Namun, saat disinggung jaksa KPK, siapa-siapa saja yang menerima, ia mengaku tak mengetahuinya. Hanya saja kata Hardi Mulyono, ia tahu dari M Alinafiah selaku bendahara dewan.

“Secara umum semuanya terima. Saya pernah terima Rp15 juta dari Alinafiah tahun 2014 di kantornya,” ujarnya.

Kemudian, lanjutnya, pada pengesahan APBD 2014, Hardi Mulyono menerima sebesar Rp50 juta lagi dari Alinafiah di ruang kerjanya. “Kami mendengar untuk pengesahan 2015 itu Rp200 juta. Saya tidak terima karena dikatakan Fuad Lubis, untuk Fraksi Golkar sudah diambil,” terangnya.

Dikatakannya, ia tidak menerima karena untuk tahun 2015, dirinya sudah tidak menjabat sebagai anggota DPRD Sumut. Iapun menyeret nama terdakwa Sudirman Halawa, sebagai salah yang menerima uang pengesahan tersebut.

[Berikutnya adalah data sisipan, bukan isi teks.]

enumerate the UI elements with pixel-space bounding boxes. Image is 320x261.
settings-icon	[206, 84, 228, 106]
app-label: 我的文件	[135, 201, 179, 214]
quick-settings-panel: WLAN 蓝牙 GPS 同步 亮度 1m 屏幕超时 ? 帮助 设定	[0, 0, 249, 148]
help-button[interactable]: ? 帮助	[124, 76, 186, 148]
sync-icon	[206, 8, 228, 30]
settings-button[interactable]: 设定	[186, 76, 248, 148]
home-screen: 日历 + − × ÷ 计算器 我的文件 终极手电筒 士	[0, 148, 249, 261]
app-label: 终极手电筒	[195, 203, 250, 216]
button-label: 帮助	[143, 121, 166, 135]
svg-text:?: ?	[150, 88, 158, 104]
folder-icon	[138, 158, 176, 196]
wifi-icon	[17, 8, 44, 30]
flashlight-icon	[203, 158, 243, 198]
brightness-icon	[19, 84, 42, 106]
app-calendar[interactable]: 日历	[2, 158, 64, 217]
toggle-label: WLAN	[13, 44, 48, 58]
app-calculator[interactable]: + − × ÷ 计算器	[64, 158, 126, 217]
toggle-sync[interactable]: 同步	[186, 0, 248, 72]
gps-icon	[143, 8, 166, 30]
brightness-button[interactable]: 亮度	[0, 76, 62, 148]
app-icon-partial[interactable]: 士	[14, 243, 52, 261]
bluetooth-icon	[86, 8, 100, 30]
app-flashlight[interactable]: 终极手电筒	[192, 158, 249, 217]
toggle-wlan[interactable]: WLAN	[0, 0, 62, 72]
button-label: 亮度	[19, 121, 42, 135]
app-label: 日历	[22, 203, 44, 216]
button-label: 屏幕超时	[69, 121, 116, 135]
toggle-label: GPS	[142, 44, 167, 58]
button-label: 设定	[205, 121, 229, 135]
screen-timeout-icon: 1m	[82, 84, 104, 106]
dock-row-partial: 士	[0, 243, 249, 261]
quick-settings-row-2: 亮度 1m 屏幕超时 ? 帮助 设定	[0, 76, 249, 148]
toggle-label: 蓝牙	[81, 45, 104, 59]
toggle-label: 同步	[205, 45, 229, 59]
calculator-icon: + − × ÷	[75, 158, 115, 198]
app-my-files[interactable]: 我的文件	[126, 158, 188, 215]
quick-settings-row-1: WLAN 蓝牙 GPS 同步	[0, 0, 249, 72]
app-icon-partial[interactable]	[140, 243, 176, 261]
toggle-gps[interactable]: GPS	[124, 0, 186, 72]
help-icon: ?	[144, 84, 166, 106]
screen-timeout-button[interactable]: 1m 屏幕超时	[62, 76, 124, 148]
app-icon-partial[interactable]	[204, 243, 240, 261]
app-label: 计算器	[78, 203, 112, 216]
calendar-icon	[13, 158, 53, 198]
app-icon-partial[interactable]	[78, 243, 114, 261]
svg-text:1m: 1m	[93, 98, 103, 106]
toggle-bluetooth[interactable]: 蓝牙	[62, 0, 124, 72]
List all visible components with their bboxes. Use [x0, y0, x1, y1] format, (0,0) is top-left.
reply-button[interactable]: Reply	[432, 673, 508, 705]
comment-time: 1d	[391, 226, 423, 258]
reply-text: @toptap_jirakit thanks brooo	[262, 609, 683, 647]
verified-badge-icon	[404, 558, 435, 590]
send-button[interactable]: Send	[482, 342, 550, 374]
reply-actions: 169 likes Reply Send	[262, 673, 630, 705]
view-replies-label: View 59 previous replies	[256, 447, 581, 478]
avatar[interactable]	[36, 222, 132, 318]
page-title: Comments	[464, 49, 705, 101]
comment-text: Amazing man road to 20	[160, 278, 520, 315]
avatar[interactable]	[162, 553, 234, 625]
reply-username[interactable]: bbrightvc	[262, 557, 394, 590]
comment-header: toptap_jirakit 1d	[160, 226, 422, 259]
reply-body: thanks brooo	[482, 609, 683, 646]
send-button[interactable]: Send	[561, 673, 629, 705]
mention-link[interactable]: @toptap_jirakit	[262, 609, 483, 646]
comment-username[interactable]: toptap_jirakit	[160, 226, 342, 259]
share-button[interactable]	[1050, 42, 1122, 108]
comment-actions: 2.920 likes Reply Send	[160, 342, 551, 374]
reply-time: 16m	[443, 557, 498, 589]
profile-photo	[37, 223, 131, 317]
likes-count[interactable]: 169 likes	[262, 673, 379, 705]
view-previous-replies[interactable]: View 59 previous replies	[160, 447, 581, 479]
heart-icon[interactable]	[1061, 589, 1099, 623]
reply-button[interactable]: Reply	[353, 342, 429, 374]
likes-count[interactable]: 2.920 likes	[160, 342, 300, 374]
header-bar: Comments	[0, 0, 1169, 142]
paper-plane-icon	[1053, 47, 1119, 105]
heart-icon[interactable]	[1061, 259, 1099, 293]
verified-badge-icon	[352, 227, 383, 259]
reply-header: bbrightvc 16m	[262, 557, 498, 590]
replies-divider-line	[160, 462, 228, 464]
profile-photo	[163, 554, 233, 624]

“Darimana saudara tahu,” tanya jaksa KPK. “Apalagi kalau tidak uang ketok palu. Sudah bukan rahasia umum lagi itu,” jawab Hardi Mulyono.

Namun, ia menerima uang Rp50 juta dari Sudirman Halawa, setelah tidak lagi menjabat. Ia mengaku tak pernah melihat berupa bukti ataupun catatan, yang menerima uang ketok palu itu. Terlebih saat disinggung, apakah pemberian uang itu berdasarkan perintah Alinafiah. “Berdasarkan pengesahan itu, semua menerima. Tidak dikasih tau pun, saya sudah tau itu dari provinsi. Diakan sebagai penyalur,” ujarnya.

Hakim Ketua Immanuel Tarigan kemudian menyinggung peran dari Kamaluddin Harahap selaku Wakil Ketua DPRD Sumut waktu itu, yang disebut sebagai inisiator ketok palu.

“Yang saya tau inisiasi dari pimpinan, yang diwakili kelima pimpinan. Kalau mandat dari anggota tidak pernah, sudah berlaku umum jika ada pengesahan selalu ada uang ketok palu. Itu antara pimpinan dengan pihak pemprov,” bebernya.

Namun saat dikonfrontir keterangan Hardi Mulyono dengan para terdakwa, dibantah terdakwa Sudirman Halawa. “Saya bantah apa yang dibilang beliau, dalam BAP saya itu adalah semua dari Alinafiah yang Rp50 juta itu,” katanya.

“Bagaimana saksi, kata terdakwa Sudirman bahwa uang Rp50 juta dari Alinafiah?,” tanya hakim. “Dia (Sudirman Halawa) menemui saya di parkir Medan Plaza, bersama istrinya memberi saya 50 juta,” kata Hardi Mulyono.

Kemudian terdakwa Ramli, yang mengaku heran dari keterangan saksi, hanya berdasarkan keyakinan semua menerima uang ketok palu. “Apa tanggapan saudara saksi, mengatakan bahwa untuk kepentingan orang tertentu saudara diberi uang untuk memberikan pengakuan di KPK,” tanyanya. Namun sayangnya, pertanyaan terdakwa Ramli tersebut, tidak mau ditanggapi Hardi Mulyono.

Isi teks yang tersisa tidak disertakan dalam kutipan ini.